Wavelet Methods for Continuous-time Prediction Using Representations of
Autoregressive processes in Hilbert spaces
   Anestis Antoniadis (University Joseph Fourier)


We consider the prediction problem of a continuous-time stochastic
process in terms of its recent past. We first discuss some known,
as well as recent, methods to predict such a stochastic process on
an entire time-interval. They are based on
the notion of autoregressive Hilbert processes that represent a
generalization of the classical autoregressive processes to random
variables with values in a Hilbert space. A careful analysis
reveals, in particular, that these methods are related to the
theory of function estimation in linear ill-posed inverse
problems. In the deterministic literature, such problems are
usually solved by Tikhonov-Phillips regularization. We describe
some recent approaches from the deterministic literature that can
be adapted to obtain fast and feasible solutions to our prediction
problem.

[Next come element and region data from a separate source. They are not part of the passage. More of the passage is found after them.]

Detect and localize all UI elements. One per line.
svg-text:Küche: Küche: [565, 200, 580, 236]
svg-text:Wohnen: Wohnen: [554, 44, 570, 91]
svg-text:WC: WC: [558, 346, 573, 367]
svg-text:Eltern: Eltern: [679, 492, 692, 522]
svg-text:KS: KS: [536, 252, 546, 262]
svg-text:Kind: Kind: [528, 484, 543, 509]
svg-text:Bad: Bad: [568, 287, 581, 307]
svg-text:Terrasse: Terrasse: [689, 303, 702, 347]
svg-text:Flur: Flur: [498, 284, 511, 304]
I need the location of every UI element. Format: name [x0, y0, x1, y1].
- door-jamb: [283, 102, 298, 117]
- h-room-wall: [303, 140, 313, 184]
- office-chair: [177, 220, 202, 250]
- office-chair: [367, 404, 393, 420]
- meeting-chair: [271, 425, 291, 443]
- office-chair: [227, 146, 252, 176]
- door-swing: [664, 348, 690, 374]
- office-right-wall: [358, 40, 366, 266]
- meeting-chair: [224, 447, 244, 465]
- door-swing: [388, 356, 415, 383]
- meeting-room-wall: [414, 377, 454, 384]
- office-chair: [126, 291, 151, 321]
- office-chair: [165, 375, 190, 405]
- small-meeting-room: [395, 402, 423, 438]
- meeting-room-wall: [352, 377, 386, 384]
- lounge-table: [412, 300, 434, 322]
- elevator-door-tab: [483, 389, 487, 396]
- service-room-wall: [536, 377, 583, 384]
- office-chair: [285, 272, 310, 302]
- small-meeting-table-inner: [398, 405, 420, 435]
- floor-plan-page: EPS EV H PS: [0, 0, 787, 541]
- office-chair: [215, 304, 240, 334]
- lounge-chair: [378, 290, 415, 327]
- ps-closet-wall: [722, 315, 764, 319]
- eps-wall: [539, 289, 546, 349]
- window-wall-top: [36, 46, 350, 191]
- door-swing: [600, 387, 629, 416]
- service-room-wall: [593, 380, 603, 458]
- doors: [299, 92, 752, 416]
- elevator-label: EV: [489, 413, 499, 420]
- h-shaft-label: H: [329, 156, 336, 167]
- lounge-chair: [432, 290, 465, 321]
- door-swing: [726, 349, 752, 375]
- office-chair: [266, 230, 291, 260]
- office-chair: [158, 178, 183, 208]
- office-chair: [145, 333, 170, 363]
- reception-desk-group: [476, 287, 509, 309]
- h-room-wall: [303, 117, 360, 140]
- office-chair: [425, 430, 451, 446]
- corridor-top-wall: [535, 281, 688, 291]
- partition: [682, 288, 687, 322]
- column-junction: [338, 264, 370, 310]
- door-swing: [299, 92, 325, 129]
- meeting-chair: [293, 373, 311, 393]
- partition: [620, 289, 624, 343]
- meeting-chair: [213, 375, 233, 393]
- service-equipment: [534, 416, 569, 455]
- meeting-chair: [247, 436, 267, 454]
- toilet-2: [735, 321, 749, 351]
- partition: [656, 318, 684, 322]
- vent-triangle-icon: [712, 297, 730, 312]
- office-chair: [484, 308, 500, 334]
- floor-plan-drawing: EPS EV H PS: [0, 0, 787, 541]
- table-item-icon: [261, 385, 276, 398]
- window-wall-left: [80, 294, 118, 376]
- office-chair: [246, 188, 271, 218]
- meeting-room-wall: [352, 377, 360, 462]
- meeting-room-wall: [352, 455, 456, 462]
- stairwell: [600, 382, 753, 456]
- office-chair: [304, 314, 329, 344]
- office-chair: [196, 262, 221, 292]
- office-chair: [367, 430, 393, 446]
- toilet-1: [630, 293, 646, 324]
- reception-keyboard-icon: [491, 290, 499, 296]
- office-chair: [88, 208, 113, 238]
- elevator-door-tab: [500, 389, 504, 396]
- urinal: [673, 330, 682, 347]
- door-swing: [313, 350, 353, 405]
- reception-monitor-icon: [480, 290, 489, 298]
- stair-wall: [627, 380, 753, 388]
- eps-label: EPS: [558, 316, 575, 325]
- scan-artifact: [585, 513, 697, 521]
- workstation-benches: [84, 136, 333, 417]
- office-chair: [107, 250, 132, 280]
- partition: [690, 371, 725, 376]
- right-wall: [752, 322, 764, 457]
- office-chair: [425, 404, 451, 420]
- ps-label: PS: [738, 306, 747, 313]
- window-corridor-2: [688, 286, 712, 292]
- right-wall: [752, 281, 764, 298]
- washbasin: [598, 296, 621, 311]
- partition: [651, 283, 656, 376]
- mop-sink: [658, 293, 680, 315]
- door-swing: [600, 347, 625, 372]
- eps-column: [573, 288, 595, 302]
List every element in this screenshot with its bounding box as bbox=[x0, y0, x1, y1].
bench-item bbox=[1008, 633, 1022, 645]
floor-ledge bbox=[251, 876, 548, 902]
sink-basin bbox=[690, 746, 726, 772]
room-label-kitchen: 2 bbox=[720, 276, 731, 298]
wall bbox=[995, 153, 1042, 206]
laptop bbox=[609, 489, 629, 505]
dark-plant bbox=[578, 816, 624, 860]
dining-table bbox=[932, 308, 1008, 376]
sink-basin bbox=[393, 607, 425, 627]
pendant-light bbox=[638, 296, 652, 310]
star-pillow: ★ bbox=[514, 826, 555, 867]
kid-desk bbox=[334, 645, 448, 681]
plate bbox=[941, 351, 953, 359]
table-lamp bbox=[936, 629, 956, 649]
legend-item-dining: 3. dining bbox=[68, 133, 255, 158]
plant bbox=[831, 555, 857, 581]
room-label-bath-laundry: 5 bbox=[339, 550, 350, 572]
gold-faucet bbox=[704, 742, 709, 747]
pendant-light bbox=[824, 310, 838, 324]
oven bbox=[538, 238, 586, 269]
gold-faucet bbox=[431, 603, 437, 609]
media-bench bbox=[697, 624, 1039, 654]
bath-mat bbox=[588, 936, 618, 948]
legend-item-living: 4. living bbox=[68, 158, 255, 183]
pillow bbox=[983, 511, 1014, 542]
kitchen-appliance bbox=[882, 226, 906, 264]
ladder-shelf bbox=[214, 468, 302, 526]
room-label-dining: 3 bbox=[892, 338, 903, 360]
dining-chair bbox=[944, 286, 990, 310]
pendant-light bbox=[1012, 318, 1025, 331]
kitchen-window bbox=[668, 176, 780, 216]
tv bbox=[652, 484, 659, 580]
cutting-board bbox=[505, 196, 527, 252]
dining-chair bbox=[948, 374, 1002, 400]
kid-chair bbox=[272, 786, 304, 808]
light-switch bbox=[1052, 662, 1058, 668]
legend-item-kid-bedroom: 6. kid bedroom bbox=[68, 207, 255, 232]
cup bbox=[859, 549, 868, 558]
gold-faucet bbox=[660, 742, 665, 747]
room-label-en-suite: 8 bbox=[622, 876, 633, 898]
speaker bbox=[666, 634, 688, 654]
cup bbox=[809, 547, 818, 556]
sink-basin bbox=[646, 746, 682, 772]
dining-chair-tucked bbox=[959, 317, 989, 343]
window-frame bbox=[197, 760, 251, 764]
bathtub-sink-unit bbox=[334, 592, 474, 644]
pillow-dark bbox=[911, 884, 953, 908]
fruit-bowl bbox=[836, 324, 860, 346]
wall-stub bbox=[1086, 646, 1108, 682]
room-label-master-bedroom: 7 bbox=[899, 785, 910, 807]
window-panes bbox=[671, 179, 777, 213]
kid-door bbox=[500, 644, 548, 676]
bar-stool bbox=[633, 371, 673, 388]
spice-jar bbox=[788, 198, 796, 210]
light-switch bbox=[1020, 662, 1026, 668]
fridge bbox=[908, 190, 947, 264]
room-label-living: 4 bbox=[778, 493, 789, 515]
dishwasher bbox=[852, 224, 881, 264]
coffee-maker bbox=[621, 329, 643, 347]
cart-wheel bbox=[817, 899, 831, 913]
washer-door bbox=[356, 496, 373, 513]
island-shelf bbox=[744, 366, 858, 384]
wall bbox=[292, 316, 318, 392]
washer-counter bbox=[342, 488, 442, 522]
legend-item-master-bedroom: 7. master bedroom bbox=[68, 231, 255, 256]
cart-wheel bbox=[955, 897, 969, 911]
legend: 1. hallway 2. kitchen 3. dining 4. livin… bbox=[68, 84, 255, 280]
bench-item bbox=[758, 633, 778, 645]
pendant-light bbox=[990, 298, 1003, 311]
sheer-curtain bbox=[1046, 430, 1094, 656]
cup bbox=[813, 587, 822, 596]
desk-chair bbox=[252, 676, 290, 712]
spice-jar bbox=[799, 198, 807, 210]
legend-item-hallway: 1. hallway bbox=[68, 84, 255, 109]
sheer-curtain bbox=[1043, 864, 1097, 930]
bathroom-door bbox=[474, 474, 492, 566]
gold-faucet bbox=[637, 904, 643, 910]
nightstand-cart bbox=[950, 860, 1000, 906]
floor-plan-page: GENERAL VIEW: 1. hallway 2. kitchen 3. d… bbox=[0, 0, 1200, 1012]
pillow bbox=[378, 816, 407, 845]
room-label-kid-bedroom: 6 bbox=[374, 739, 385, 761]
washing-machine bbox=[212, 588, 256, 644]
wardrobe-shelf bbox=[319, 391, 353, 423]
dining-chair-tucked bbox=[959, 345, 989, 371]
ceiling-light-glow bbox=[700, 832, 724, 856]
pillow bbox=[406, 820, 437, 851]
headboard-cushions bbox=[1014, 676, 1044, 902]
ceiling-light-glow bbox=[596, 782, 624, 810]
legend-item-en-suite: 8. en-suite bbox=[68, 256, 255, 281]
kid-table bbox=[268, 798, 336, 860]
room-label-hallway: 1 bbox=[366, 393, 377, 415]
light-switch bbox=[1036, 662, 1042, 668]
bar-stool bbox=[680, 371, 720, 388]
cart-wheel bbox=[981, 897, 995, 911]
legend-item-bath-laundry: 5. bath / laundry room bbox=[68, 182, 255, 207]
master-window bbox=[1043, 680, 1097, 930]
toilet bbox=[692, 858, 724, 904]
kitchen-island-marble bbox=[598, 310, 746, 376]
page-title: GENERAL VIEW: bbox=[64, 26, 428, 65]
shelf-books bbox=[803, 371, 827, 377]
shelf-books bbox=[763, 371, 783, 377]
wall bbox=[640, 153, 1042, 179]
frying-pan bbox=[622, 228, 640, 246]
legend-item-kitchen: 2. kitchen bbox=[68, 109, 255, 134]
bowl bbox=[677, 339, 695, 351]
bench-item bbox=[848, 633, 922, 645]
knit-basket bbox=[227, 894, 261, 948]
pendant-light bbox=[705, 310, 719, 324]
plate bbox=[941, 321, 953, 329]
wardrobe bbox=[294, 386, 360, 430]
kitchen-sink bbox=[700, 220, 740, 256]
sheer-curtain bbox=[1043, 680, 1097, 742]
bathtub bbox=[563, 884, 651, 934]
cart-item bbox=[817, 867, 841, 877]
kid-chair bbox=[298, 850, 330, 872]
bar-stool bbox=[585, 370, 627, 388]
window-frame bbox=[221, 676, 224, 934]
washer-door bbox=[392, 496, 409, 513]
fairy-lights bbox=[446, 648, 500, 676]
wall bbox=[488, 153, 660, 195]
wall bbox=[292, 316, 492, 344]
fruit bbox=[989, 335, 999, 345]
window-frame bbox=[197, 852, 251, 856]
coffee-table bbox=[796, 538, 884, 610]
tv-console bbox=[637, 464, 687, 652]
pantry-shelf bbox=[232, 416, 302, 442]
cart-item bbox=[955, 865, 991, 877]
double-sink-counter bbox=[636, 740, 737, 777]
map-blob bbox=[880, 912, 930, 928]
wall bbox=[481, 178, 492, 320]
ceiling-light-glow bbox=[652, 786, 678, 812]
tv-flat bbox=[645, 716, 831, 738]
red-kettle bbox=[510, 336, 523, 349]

For large sample sizes, however, these approaches are not
computationally efficient.


Correspondingly, we propose three wavelet methods to efficiently
address the aforementioned prediction problem. We present wavelet
regularization techniques for the sample paths of the stochastic
process and obtain consistency results of the resulting prediction
estimators. We illustrate the performance of the proposed wavelet
methods in finite sample applications by means of two real data
examples.


The work is joint with Theofanis Sapatinas.